Know the area you plan to hunt, including any regulations pertaining to stock use and feed requirements. What are the grazing restrictions in that area?
If you will be using pellets or hay cubes, make sure your horses get used to them ahead of time. Start them on weed-free feed at least one week before your trip. This gives their system time to flush out any noxious weed seed.
Keep your tack in good shape. The cinch and pads need regular cleaning. Too much hair and dirt build up can cause sores. The last thing you want while hunting with horses is a lame animal along that can’t be used. Your stock and equipment are investments in a quality hunt. If you take care of them, they will take care of you.
Jack Meigs contributes the following advice about lightening: When lightning is getting closer, get down beneath tree line as soon as possible, because lightning in the mountains can be dangerously close. If you are at your camp and lightning is in the area, don't tie your horses to trees. It would be safer to hobble them, because the lightning can strike a tree and travel down to the horse.

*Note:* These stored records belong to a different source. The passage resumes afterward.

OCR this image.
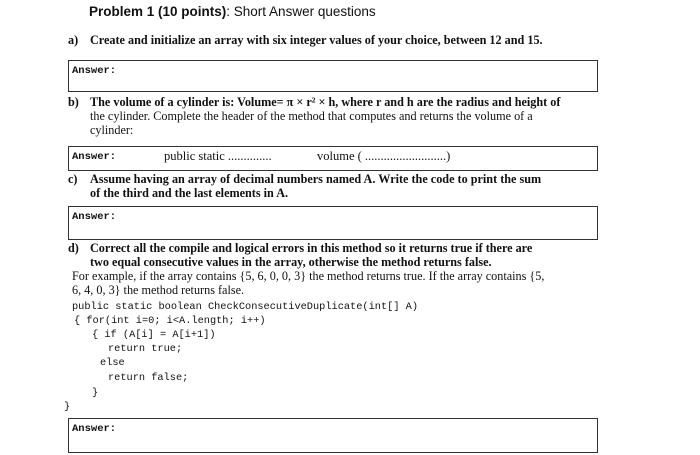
Problem 1 (10 points): Short Answer questions
a) Create and initialize an array with six integer values of your choice, between 12 and 15.
Answer:
b) The volume of a cylinder is: Volume= π × r² × h, where r and h are the radius and height of
the cylinder. Complete the header of the method that computes and returns the volume of a
cylinder:
Answer:	public static ..............	volume ( ..........................)
c) Assume having an array of decimal numbers named A. Write the code to print the sum
of the third and the last elements in A.
Answer:
d) Correct all the compile and logical errors in this method so it returns true if there are
two equal consecutive values in the array, otherwise the method returns false.
For example, if the array contains {5, 6, 0, 0, 3} the method returns true. If the array contains {5,
6, 4, 0, 3} the method returns false.
public static boolean CheckConsecutiveDuplicate(int[] A)
{ for(int i=0; i<A.length; i++)
{ if (A[i] = A[i+1])
return true;
else
return false;
}
}
Answer:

The number of days out you will spend hunting with horses will have to equal the food and gear, not only for yourself, but for your stock as well. More days out means more gear per person. Keep gear and clothing to a minimum.
When setting up loads for your horses, balance of the load is critical. The load weight on each side should be within 3 pounds of the other side. (Watch the video below about how to pack meat on your horse.)
Day hunting trips from camp are great ways to learn new areas. If you are planning to ride only so far out, then just stay in that area for the day. While you are out hunting, your horses will need to be used to being tied for long periods. A trip actually hunting with horses is not the time to start this training. If you have a problem horse, leave it at home.
Sometimes, the Forest Service does seminars on hunting with horses including packing, low impact stock use and camping. Some of these are done at the Nine Mile Ranger Station out of Missoula, here in Montana. Check with the Forest Service in your area.
There are some licensed horse rentals for the Western States. Do your homework before renting a horse. Do they have pack stock or not? Do they give any sort of instructions regarding their rental horses?
Horseback elk hunting can be fun. You can cover a lot more ground in a day than on foot. You rest, the horse walks, but you have to do the planning and take care of all the details to make it all come together.